Saturday, September 20, 2008

Interior Volume in Cubic Feet: 111.5

I spend a lot of time in my car. Every day, I drive many miles, alone. Some people might find this to be tedious; perhaps they hate spending time trapped in their car. They see traffic as something through which they must suffer. Me, though, I love to drive. The time I have in my car is a gift. Bring on the 195 car freight train -- I'm happy to wait. Two lanes merging into one? Go right ahead, please, I'm waving you in! I see my car as an extension of who I am and one of the most powerful catalysts that furthers my thoughts. I understand the freedom of possibility that a long stretch of road offers, the I.could.go.anywhereness. of it. I have found nothing else in life that promises such delight and so consistently delivers.

I believe that we are all connected by roads, no matter how geography may appear to separate us. You, in Chicago, you aren't that far from here. I've driven that way; it's right around the corner. You, in Vancouver, you're as close as the on-ramp at Cortaro and I-10. It might be a few days before we see each other, but I'm almost there. Even you, in Shanghai. There may be a big puddle between us, but between here and the airport is a road that keeps us feeling close.

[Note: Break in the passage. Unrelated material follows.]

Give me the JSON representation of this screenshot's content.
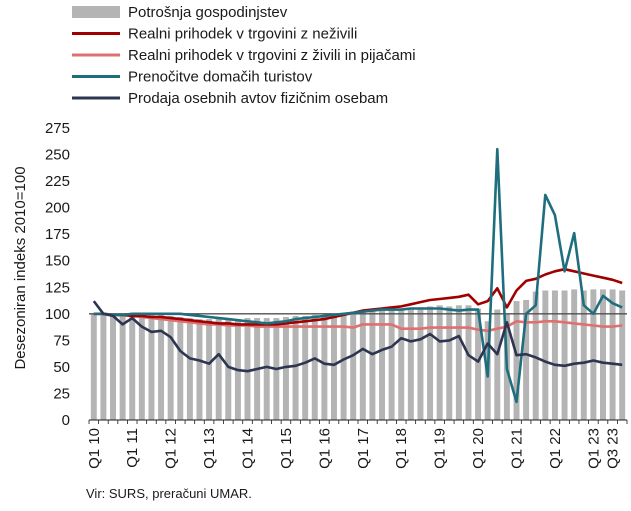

I fall in love in my car. With music, with the future of me, with the landscape, with the stories that I hear on NPR, with a particular thought that starts to loop around my mind as I drive. The time that I spend, hand on the wheel, or just as often, knee, looks like this album cover. Released just last week, Calexico has made a soundtrack for driving in Tucson. I am that girl on the cover, driving ever forward, down the road. Just look:




In discussing this new album, Joey Burns talked about the loneliness that pervades Downtown Tucson and his desire to capture that in these songs. It isn't just there, where loneliness lives. It stems from the way that the bleached sky of this town makes me feel alone. Or the way that those mannequin heads sit in the Wig-O-Rama storefront window, their hair so precisely arranged in alien colors. Or in the passenger seats of the cars driven by those individual people, slowly cruising down Congress on their way to some other place. Malaise is always portrayed by gray cloudy mornings, wet and cold, the shell of a person in their raincoat, head tucked away from the rain, clomping forward. That is not loneliness or solitude. Not really. Loneliness, as desert rats know, lives under the unrelenting heat of the sun. It is the light that cracks the dirt and fades this world to shades of au. Mauve. Taupe.

There is more to it, though. Consider the sunset:




It has a profound distance to it. The sky feels very far away from my feet in the wash, which, in turn makes me feel like the very small speck that I am. It is in trying to understand this vastness that I love long roads, time alone, melting adobe buildings, punishing sun and geographical distance. This is what it means to drive in my car.